How Not to Make a Jelly Sandwich – written and illustrated by Ross Burach
Scholastic Press, 2026

There are an endless number of projects that demand instructions for adult readers. For children, some of these may seem quite pointless. Ross Burach’s How Not to Make a Jelly Sandwich gets right to the point, providing clear guidelines for the preparation of a culinary favorite. There is not even any peanut butter here, just jelly, apparently grape or maybe strawberry. There is a determined little girl, and some animals to help.

Starting from the beginning, she draws plans on an architect’s planning board. Nothing will be taken for granted. There are only “five simple steps,” cutting out grownup nonsense about specialized qualities of the ingredients.
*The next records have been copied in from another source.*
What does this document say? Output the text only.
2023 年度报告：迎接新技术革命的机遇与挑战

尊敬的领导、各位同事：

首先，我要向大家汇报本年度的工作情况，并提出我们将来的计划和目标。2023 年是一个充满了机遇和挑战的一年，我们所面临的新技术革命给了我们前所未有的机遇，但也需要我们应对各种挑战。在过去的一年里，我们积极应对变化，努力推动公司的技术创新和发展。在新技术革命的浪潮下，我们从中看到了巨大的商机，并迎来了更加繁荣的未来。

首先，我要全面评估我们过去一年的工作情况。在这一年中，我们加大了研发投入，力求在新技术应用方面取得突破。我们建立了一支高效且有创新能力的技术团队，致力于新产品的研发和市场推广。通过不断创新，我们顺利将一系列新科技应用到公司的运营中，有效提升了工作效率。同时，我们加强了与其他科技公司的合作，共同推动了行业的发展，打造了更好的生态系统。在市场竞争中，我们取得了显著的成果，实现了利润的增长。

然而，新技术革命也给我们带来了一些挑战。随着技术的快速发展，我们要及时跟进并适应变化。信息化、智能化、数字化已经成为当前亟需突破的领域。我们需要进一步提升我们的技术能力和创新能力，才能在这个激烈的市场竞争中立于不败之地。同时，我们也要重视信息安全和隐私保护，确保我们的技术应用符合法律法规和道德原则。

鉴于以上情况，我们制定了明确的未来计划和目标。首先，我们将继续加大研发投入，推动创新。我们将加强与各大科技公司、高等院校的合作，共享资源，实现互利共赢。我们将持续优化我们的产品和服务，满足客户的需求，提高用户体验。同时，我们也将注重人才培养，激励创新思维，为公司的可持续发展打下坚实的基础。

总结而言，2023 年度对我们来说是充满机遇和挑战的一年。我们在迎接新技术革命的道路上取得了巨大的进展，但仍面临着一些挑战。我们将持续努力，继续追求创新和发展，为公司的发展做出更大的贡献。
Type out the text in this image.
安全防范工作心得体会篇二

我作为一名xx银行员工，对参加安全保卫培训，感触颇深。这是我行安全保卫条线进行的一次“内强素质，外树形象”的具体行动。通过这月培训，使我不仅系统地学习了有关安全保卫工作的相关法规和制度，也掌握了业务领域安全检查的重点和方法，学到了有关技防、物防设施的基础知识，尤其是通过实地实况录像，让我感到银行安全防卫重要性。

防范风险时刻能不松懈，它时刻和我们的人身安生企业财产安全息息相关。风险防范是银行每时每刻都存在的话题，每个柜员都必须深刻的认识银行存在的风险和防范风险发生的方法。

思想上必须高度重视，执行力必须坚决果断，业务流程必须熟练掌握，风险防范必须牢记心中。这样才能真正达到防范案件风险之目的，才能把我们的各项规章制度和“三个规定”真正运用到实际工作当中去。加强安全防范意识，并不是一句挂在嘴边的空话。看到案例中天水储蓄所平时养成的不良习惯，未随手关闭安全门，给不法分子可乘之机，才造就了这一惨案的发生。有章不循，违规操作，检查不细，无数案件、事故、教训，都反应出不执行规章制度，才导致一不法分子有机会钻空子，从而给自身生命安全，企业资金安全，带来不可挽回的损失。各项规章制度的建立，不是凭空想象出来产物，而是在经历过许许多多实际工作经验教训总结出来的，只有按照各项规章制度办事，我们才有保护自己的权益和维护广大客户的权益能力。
She begins with a trip to the supermarket, where she purchases scuba diving equipment and bread, distributing the latter to some ducks in a pond. The series of detours in making a sandwich are a kind of parody of self-important instructional literature. For kids, they are just funny.
The next step is bathing a dog (other children’s authors have also handled the pet-bathing conundrum), followed by directing a medieval pageant. It may seem like a digression, but the dog’s tail will become a jam knife. Here is where spectacle becomes part of the sandwich preparation, involving placing bread and jelly on the tips of the knights’ lances. Since cultivating the right attitude is often considered essential, the girl uses positive reinforcement with hamsters, who will employ their unicycles to cut the sandwich in half. Seemingly useless activities often have an ultimate goal, especially to children.


The reward for all of these focused series of actions is a jelly-sandwich eating event, including everyone who has helped, or temporarily hindered, the sandwich construction. Returning to the title, with its “Not” inserted between “How” and “to,” according to the author information on the back cover, the author is having ironic fun with a typical school assignment. How much room for creativity is available when listing instructions on demand? Backmatter offers some more unorthodox suggestions for sandwich prep, and children will undoubtedly come up with more.